This week marked the massive information dump the New York City Campaign Finance Board calls “the filing deadline.” There are enough tidbits and storylines to last us politicos two months until the next one on May 21, but here are 10 things that immediately stood out.
Adams has the money
With $7.6 million on hand, Eric Adams is the undisputed money king of the mayoral race. Scott Stringer is in a not-so-distant second with $6.85 million. Andrew Yang raised an impressive $2.14 million in just two months, but he won’t be eligible to receive his $4.73 million in expected public matching funds until April 15 at the earliest.
Yang has momentum
Yang’s haul was impressive for its sheer speed, and for the number of individual donors – his 14,758 was well ahead of second-place Maya Wiley’s 9,536 contributors. But out of the leading contenders, those two also had the highest percentage of their money come from outside New York City. Just 51% of Yang’s total and 63% of Wiley total came from donors with city addresses.
Morales has the voters
Donors with New York City addresses made 9,092 contributions to Dianne Morales – the most of any mayoral candidate. Some individual donors are counted multiple times – for example, City Council District 14 candidate Adolfo Abreu gave to Morales in January and again in March – but it’s still a pretty good marker of local support. Other candidates weren’t far behind. New Yorkers gave to Wiley 8,932 times, Yang 8,438 times and Stringer 8,363 times.

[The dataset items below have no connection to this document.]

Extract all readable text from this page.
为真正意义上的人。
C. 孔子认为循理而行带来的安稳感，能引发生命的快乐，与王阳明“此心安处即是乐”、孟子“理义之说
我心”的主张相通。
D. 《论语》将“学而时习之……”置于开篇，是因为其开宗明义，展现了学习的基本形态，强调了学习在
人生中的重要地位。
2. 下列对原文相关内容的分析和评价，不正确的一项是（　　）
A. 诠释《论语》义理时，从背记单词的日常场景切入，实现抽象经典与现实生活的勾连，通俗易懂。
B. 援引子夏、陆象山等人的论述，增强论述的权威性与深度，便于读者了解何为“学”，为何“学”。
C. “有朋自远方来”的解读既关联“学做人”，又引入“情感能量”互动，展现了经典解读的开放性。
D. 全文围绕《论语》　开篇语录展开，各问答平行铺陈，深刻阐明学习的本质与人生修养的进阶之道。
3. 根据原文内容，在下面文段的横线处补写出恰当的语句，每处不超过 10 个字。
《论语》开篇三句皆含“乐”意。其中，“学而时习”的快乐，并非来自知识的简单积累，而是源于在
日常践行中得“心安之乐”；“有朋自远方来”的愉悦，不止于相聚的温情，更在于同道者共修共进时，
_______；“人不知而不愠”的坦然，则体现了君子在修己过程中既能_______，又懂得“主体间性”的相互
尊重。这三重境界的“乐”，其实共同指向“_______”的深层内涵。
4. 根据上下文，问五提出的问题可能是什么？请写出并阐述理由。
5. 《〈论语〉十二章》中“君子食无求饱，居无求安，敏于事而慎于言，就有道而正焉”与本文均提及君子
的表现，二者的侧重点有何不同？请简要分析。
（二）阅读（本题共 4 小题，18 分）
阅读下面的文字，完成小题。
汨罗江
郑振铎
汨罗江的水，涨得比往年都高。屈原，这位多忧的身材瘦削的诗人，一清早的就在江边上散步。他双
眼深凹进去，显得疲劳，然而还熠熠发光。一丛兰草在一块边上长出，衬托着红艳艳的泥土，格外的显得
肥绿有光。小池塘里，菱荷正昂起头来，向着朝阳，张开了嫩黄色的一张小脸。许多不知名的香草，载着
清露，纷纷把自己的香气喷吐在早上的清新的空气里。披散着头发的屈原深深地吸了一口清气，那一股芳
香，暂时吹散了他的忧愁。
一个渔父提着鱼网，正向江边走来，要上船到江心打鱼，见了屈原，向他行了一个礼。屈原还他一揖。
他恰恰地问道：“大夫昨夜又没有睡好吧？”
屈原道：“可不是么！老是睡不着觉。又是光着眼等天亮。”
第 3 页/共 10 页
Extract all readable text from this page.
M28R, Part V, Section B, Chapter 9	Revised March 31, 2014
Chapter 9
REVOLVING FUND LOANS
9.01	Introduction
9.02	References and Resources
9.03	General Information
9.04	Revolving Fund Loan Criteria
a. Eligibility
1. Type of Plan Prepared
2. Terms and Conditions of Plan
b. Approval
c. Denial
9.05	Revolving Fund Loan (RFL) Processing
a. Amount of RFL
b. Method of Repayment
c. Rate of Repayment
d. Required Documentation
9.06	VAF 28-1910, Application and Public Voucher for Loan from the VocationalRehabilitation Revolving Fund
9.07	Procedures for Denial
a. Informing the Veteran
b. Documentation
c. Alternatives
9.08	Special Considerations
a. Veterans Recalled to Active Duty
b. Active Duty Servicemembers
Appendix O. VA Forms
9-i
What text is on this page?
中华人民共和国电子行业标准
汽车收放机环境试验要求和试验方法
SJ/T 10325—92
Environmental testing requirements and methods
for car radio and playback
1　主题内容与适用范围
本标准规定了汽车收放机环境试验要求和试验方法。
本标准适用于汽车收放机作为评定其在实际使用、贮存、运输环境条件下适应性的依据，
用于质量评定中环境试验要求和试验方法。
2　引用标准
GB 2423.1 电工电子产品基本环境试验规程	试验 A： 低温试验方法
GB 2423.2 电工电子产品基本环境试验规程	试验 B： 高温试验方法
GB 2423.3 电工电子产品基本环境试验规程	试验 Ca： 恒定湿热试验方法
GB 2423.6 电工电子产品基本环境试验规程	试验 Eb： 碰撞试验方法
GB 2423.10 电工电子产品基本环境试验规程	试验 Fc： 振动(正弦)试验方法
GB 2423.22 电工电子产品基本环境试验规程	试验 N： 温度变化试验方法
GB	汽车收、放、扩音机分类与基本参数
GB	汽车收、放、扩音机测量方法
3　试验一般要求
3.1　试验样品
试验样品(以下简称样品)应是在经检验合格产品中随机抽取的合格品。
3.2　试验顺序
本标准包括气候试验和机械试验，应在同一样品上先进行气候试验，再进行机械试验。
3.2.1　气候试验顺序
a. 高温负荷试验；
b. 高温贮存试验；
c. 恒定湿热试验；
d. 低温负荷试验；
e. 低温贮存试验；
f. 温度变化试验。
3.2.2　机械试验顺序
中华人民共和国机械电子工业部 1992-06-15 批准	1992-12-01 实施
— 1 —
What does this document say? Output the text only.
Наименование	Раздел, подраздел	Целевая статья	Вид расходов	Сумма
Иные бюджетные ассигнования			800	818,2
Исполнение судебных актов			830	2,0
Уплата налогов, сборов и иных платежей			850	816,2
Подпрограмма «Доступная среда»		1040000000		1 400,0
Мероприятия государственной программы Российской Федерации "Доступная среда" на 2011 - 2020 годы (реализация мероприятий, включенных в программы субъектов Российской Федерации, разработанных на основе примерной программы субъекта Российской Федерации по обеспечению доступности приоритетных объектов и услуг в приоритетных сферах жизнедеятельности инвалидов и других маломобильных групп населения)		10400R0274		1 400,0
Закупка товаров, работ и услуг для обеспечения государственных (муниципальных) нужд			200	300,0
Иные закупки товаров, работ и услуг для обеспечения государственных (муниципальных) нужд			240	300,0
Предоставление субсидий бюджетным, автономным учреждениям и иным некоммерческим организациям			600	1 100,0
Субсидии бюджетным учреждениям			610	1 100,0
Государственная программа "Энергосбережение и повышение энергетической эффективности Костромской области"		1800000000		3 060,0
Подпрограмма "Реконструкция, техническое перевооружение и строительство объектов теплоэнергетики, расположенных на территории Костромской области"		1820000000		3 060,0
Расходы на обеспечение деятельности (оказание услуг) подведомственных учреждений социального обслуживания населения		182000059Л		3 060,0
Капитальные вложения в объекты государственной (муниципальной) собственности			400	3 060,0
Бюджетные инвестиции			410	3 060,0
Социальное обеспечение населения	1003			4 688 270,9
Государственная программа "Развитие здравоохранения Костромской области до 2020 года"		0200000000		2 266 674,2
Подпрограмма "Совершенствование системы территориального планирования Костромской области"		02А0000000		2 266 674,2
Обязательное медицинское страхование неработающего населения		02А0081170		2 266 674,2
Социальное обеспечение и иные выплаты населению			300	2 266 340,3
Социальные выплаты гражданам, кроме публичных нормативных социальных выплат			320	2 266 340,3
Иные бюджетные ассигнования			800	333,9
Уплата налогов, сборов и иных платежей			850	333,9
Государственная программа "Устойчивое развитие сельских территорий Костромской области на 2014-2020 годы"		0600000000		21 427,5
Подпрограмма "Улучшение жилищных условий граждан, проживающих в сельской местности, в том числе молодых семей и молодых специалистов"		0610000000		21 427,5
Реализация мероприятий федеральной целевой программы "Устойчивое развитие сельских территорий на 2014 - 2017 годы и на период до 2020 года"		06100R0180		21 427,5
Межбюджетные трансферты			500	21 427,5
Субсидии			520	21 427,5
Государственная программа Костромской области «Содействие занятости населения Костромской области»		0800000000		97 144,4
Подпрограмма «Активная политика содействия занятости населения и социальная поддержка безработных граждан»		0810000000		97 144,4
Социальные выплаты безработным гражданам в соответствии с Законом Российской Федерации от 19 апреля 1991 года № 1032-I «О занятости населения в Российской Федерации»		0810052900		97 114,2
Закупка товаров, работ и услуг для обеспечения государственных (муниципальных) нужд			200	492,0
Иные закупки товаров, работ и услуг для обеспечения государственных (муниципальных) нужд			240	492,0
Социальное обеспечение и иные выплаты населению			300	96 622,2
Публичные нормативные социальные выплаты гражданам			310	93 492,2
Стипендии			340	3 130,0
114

McGuire’s gambit in action
With a big Rolodex and low name recognition, Ray McGuire decided his mayoral campaign would be better off declining public matching funds and spending with no limit rather than accepting public money and being forced to stop at $7.29 million. He’s just now broken through, privately raising an incredible $7.37 million. But he’s barely a blip in the polls so far after spending $3.75 million, but New York for Ray, an independent expenditure committee, hasn’t reported any spending yet after raising more than $1 million.
Wiley is spending fast
She’s no McGuire, but other campaigns have noticed that Wiley’s $1.30 million in spending is a whole lot for a candidate who hasn’t run a TV ad yet. “Doesn’t seem sustainable,” said one rival operative. Another called the spending “drunker than a drunken sailor.” Wiley campaign spokesperson Julia Savel fired back, saying “this campaign doesn’t have the luxury of a government office with hundreds of staffers,” and insisted that they were “being very careful with donor resources while quickly building a top-tier campaign that will have significant money to spend on voter contact in May and June.”
There’s a distinct top tier
Shaun Donovan, who has raised $2.2 million, and Kathryn Garcia, who has raised $590,000, both expect to get matching funds in April are in the top tier of fundraisers with Yang, Morales, Wiley, Stringer, Adams and McGuire. Every other candidate, of the approximately three dozen Democrats running, is hopelessly far behind, at least in terms of fundraising. City Council Member Carlos Menchaca only has managed to bring in $87,172, and construction CEO and reality TV friend Barbara Kavovit has raised an anemic $15,320.
Corey hasn’t taken the wheel yet
Despite raising negative money in the past eight months, Comptroller candidate Corey Johnson still has $575,000 on hand that he brought over from his abandoned mayoral campaign. But since he joined the race so late, Johnson will have to wait until April to see his expected $4.05 million in matching funds. So for the next month, Council Member Brad Lander will get to show off his money management with a field-leading $3.43 million cash on hand.
MCC isn’t running against AOC anymore
Michelle Caruso-Cabrera raised a whopping $2.4 million challenging Rep. Alexandria Ocasio-Cortez in the 2020 Democratic primary. Now, running for comptroller, she has raised just $515,276, with 52% of that coming from outside New York City.
Incumbents are getting outraised
Part of the benefit of incumbency is financial. It’s generally easier to raise money when you’re in office than when you’re out. But Council Member Francisco Moya has just $22,862 on hand, while challenger Ingrid Gomez has $122,944. Moya’s campaign said they’ll get public funds when they work out some paperwork issues, but for at least the next month, Gomez has a big leg up. In District 37 in Brooklyn, Council Member Darma Diaz has $154,140, while challenger Sandy Nurse has a couple hundred bucks more, with $154,508. And while it remains unclear if Council Member Bill Perkins is actually running for reelection, every other candidate in District 9 in Manhattan has outraised him, since he hasn’t filed yet.
Borelli takes the money and runs
Republican Council Member Joseph Borelli has been a longtime critic of the excesses of the public matching funds program, and even made an agreement with Jumaane Williams not to take matching funds in the 2019 public advocate race because – let’s face it – Borelli was going to lose anyway. But he accepted $104,386 in matching funds for his reelection run this year, facing Democrat Olivia Drabczyk in the city’s reddest district. “I wish the standard was that I didn’t have to follow the rules I oppose,” Borelli joked with City & State, but Borelli’s preferred one-to-one matching system is not an option.